Abstract

Passive dispersal of different materials in ocean flows has gotten considerable attention over the last decade to increase our knowledge about the distribution of seeds plants among islands and coastal areas, the transport of larvae of different organisms between habitats and the transport of litter. Most studies have treated these objects as tracers to investigate distribution patterns and connectivity between different areas. We compare this approach with a study that considers the objects' size and density and discusses the deviation from the tracer approach. To this end, we introduce a two-dimensional kinematic velocity field which allows us to study the connectivity between an arbitrary number of islands located at arbitrary but prescribed positions in an open flow of a given direction.
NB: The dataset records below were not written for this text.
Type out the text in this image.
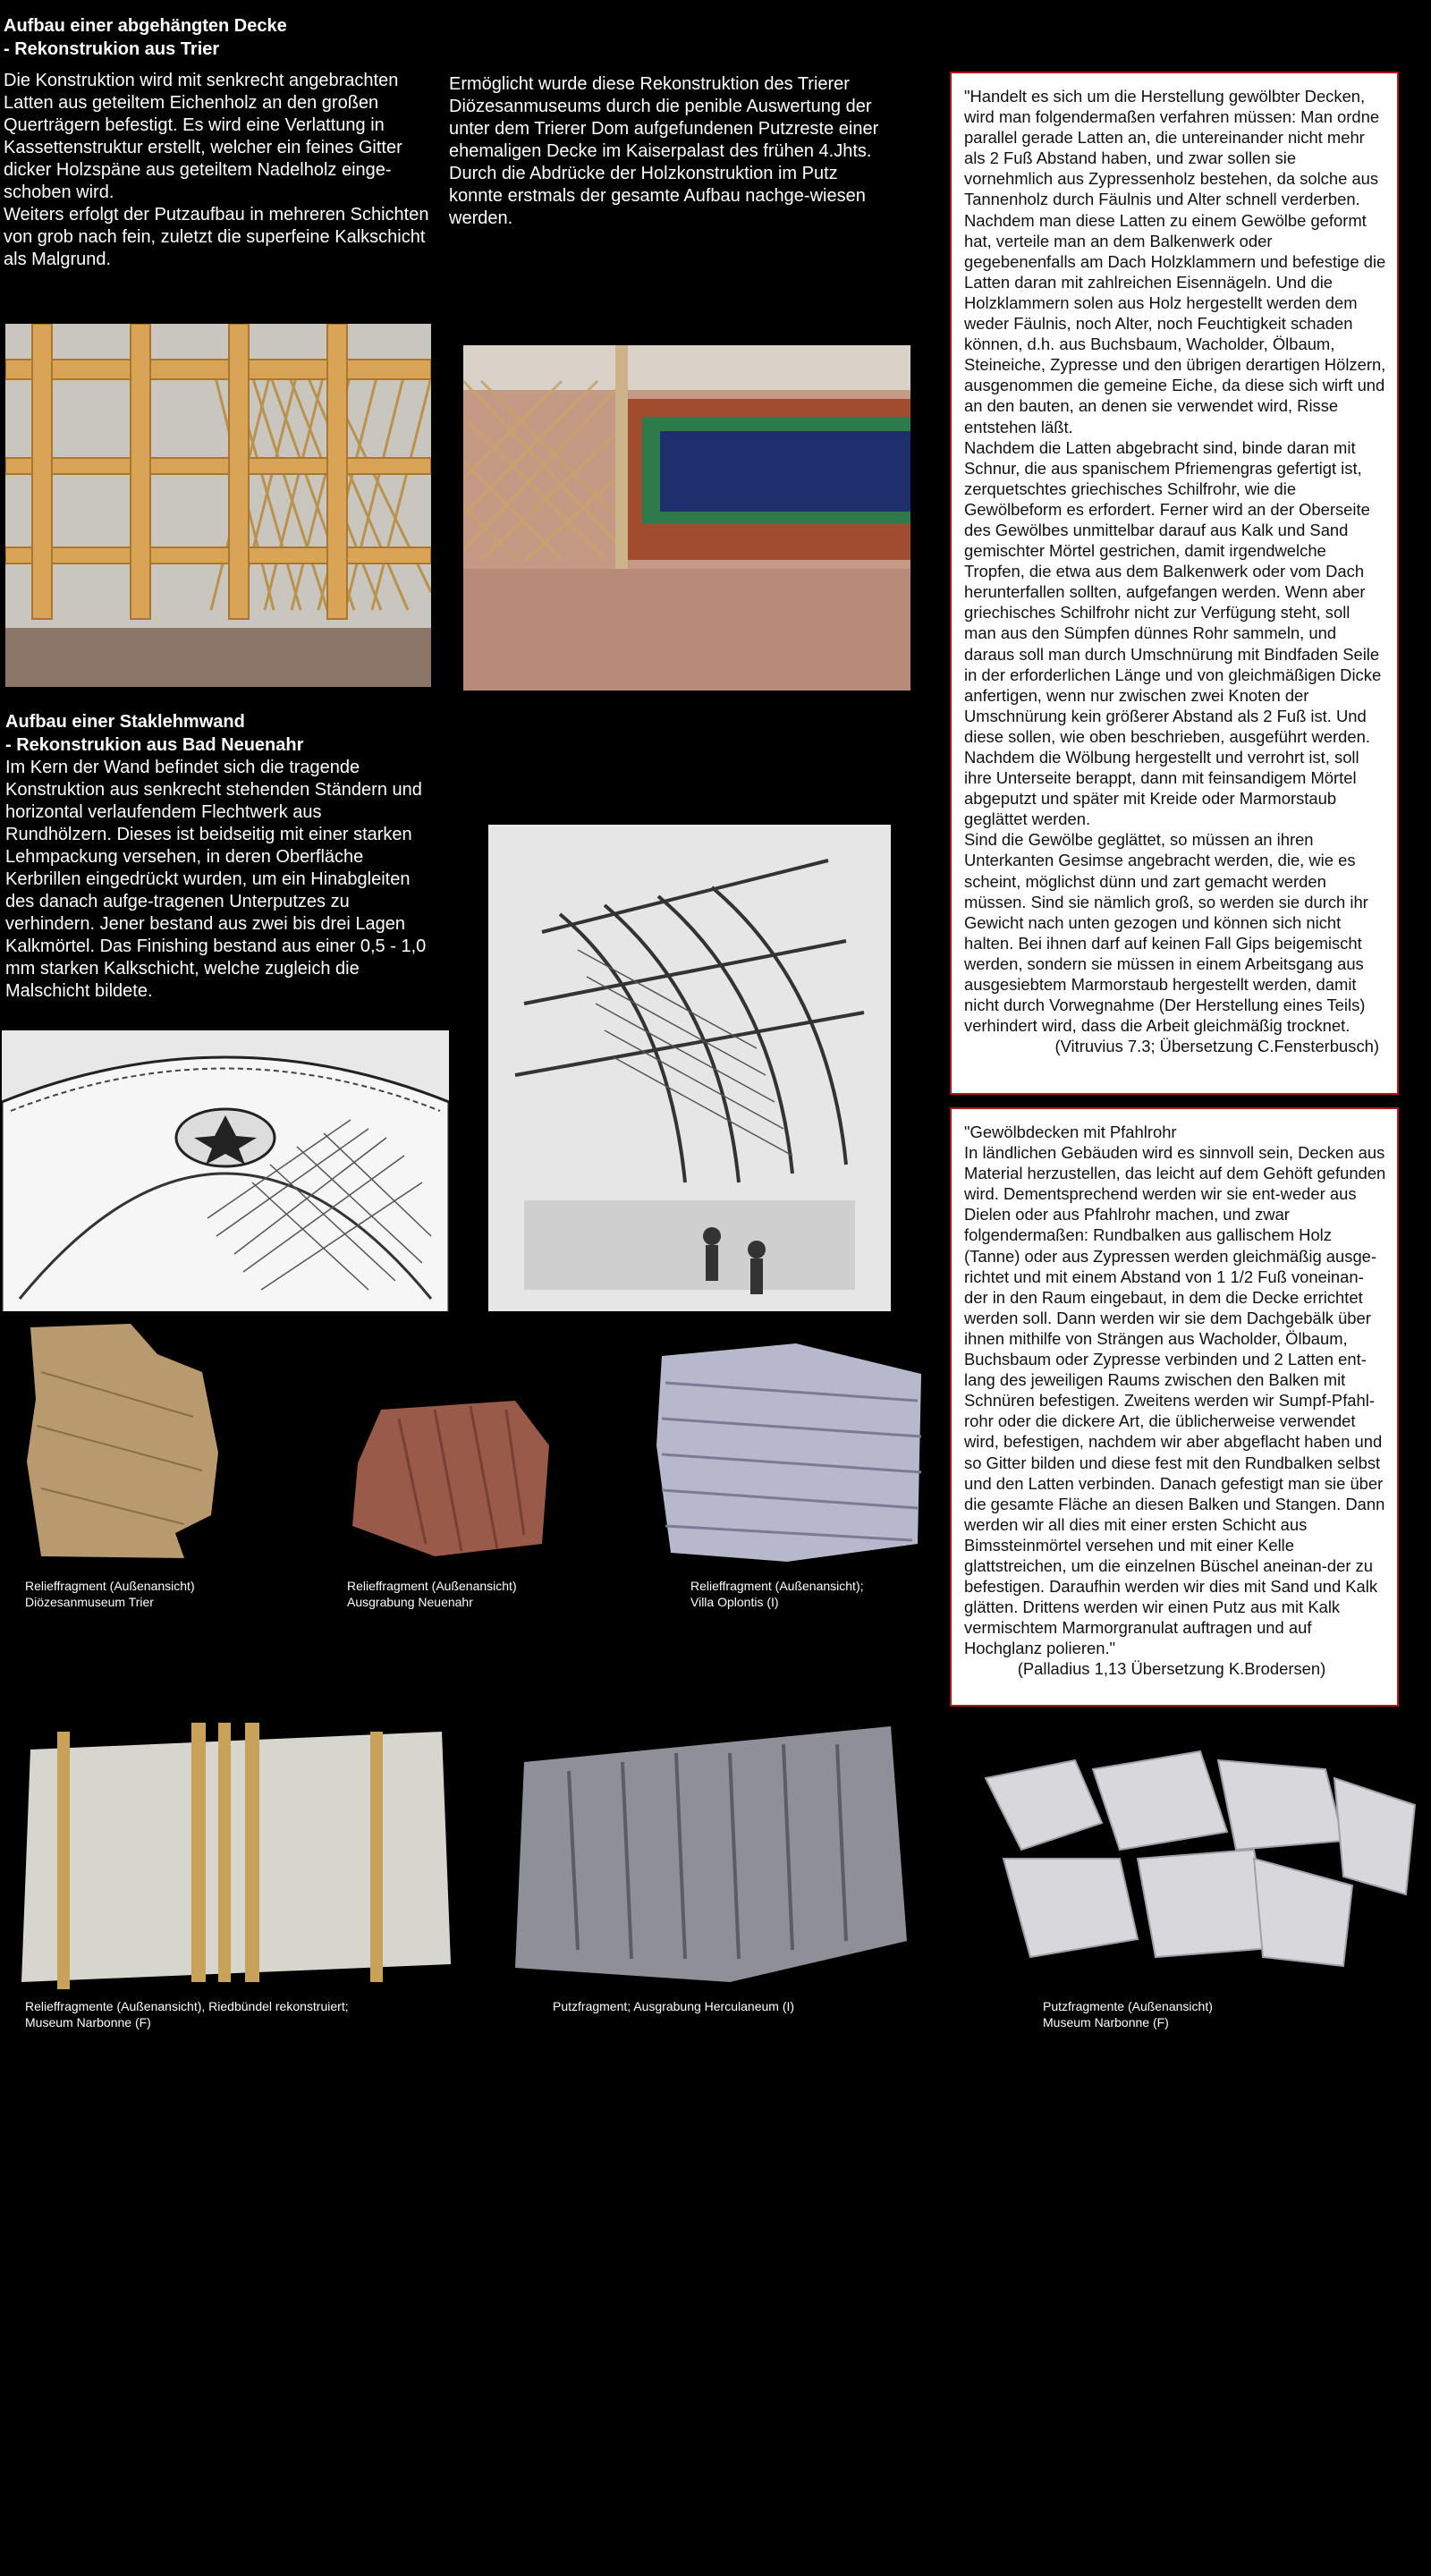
Aufbau einer abgehängten Decke
- Rekonstrukion aus Trier
Die Konstruktion wird mit senkrecht angebrachten Latten aus geteiltem Eichenholz an den großen Querträgern befestigt. Es wird eine Verlattung in Kassettenstruktur erstellt, welcher ein feines Gitter dicker Holzspäne aus geteiltem Nadelholz einge-schoben wird.
Weiters erfolgt der Putzaufbau in mehreren Schichten von grob nach fein, zuletzt die superfeine Kalkschicht als Malgrund.
Ermöglicht wurde diese Rekonstruktion des Trierer Diözesanmuseums durch die penible Auswertung der unter dem Trierer Dom aufgefundenen Putzreste einer ehemaligen Decke im Kaiserpalast des frühen 4.Jhts. Durch die Abdrücke der Holzkonstruktion im Putz konnte erstmals der gesamte Aufbau nachge-wiesen werden.
Aufbau einer Staklehmwand
- Rekonstrukion aus Bad Neuenahr
Im Kern der Wand befindet sich die tragende Konstruktion aus senkrecht stehenden Ständern und horizontal verlaufendem Flechtwerk aus Rundhölzern. Dieses ist beidseitig mit einer starken Lehmpackung versehen, in deren Oberfläche Kerbrillen eingedrückt wurden, um ein Hinabgleiten des danach aufge-tragenen Unterputzes zu verhindern. Jener bestand aus zwei bis drei Lagen Kalkmörtel. Das Finishing bestand aus einer 0,5 - 1,0 mm starken Kalkschicht, welche zugleich die Malschicht bildete.
"Handelt es sich um die Herstellung gewölbter Decken, wird man folgendermaßen verfahren müssen: Man ordne parallel gerade Latten an, die untereinander nicht mehr als 2 Fuß Abstand haben, und zwar sollen sie vornehmlich aus Zypressenholz bestehen, da solche aus Tannenholz durch Fäulnis und Alter schnell verderben. Nachdem man diese Latten zu einem Gewölbe geformt hat, verteile man an dem Balkenwerk oder gegebenenfalls am Dach Holzklammern und befestige die Latten daran mit zahlreichen Eisennägeln. Und die Holzklammern solen aus Holz hergestellt werden dem weder Fäulnis, noch Alter, noch Feuchtigkeit schaden können, d.h. aus Buchsbaum, Wacholder, Ölbaum, Steineiche, Zypresse und den übrigen derartigen Hölzern, ausgenommen die gemeine Eiche, da diese sich wirft und an den bauten, an denen sie verwendet wird, Risse entstehen läßt.
Nachdem die Latten abgebracht sind, binde daran mit Schnur, die aus spanischem Pfriemengras gefertigt ist, zerquetschtes griechisches Schilfrohr, wie die Gewölbeform es erfordert. Ferner wird an der Oberseite des Gewölbes unmittelbar darauf aus Kalk und Sand gemischter Mörtel gestrichen, damit irgendwelche Tropfen, die etwa aus dem Balkenwerk oder vom Dach herunterfallen sollten, aufgefangen werden. Wenn aber griechisches Schilfrohr nicht zur Verfügung steht, soll man aus den Sümpfen dünnes Rohr sammeln, und daraus soll man durch Umschnürung mit Bindfaden Seile in der erforderlichen Länge und von gleichmäßigen Dicke anfertigen, wenn nur zwischen zwei Knoten der Umschnürung kein größerer Abstand als 2 Fuß ist. Und diese sollen, wie oben beschrieben, ausgeführt werden. Nachdem die Wölbung hergestellt und verrohrt ist, soll ihre Unterseite berappt, dann mit feinsandigem Mörtel abgeputzt und später mit Kreide oder Marmorstaub geglättet werden.
Sind die Gewölbe geglättet, so müssen an ihren Unterkanten Gesimse angebracht werden, die, wie es scheint, möglichst dünn und zart gemacht werden müssen. Sind sie nämlich groß, so werden sie durch ihr Gewicht nach unten gezogen und können sich nicht halten. Bei ihnen darf auf keinen Fall Gips beigemischt werden, sondern sie müssen in einem Arbeitsgang aus ausgesiebtem Marmorstaub hergestellt werden, damit nicht durch Vorwegnahme (Der Herstellung eines Teils) verhindert wird, dass die Arbeit gleichmäßig trocknet.
(Vitruvius 7.3; Übersetzung C.Fensterbusch)
"Gewölbdecken mit Pfahlrohr
In ländlichen Gebäuden wird es sinnvoll sein, Decken aus Material herzustellen, das leicht auf dem Gehöft gefunden wird. Dementsprechend werden wir sie ent-weder aus Dielen oder aus Pfahlrohr machen, und zwar folgendermaßen: Rundbalken aus gallischem Holz (Tanne) oder aus Zypressen werden gleichmäßig ausge-richtet und mit einem Abstand von 1 1/2 Fuß voneinan-der in den Raum eingebaut, in dem die Decke errichtet werden soll. Dann werden wir sie dem Dachgebälk über ihnen mithilfe von Strängen aus Wacholder, Ölbaum, Buchsbaum oder Zypresse verbinden und 2 Latten ent-lang des jeweiligen Raums zwischen den Balken mit Schnüren befestigen. Zweitens werden wir Sumpf-Pfahl-rohr oder die dickere Art, die üblicherweise verwendet wird, befestigen, nachdem wir aber abgeflacht haben und so Gitter bilden und diese fest mit den Rundbalken selbst und den Latten verbinden. Danach gefestigt man sie über die gesamte Fläche an diesen Balken und Stangen. Dann werden wir all dies mit einer ersten Schicht aus Bimssteinmörtel versehen und mit einer Kelle glattstreichen, um die einzelnen Büschel aneinan-der zu befestigen. Daraufhin werden wir dies mit Sand und Kalk glätten. Drittens werden wir einen Putz aus mit Kalk vermischtem Marmorgranulat auftragen und auf Hochglanz polieren."
(Palladius 1,13 Übersetzung K.Brodersen)
Relieffragment (Außenansicht)
Diözesanmuseum Trier
Relieffragment (Außenansicht)
Ausgrabung Neuenahr
Relieffragment (Außenansicht);
Villa Oplontis (I)
Relieffragmente (Außenansicht), Riedbündel rekonstruiert;
Museum Narbonne (F)
Putzfragment; Ausgrabung Herculaneum (I)	Putzfragmente (Außenansicht)
Museum Narbonne (F)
First, the mixing induced by the islands, which act as obstacles in the flow, was accounted for with the inclusion of a von K\'arm\'an vortex street in the wake of each island. Furthermore, we accounted for the size and density of particles approximated as spheres. Finally, we treated the particles as inertial particles experiencing various forces in the flow and computed their trajectories in a given flow field by solving the Maxey-Riley equations. In this way, we have constructed a Lagrangian flow network reflecting the connectivity between islands depending on the properties of the finite-size particles and comparing them with the motion of tracers. We show that the density differences, the flow properties, and the islands' position geometry substantially change the connectivity between islands. That change leads to segregating inertial particles according to their size and density. Nevertheless, the most striking observation is how the tracer transport (independently of geometry) overestimates the probabilities for specific pathways. In fact, the connectivity for inertial particles is much sparser than for tracers, such that certain pathways have extremely low probabilities; they practically do not exist. These results suggest that the transport probabilities can be highly under or overestimated by tracers' often-used approximation of inertial particles.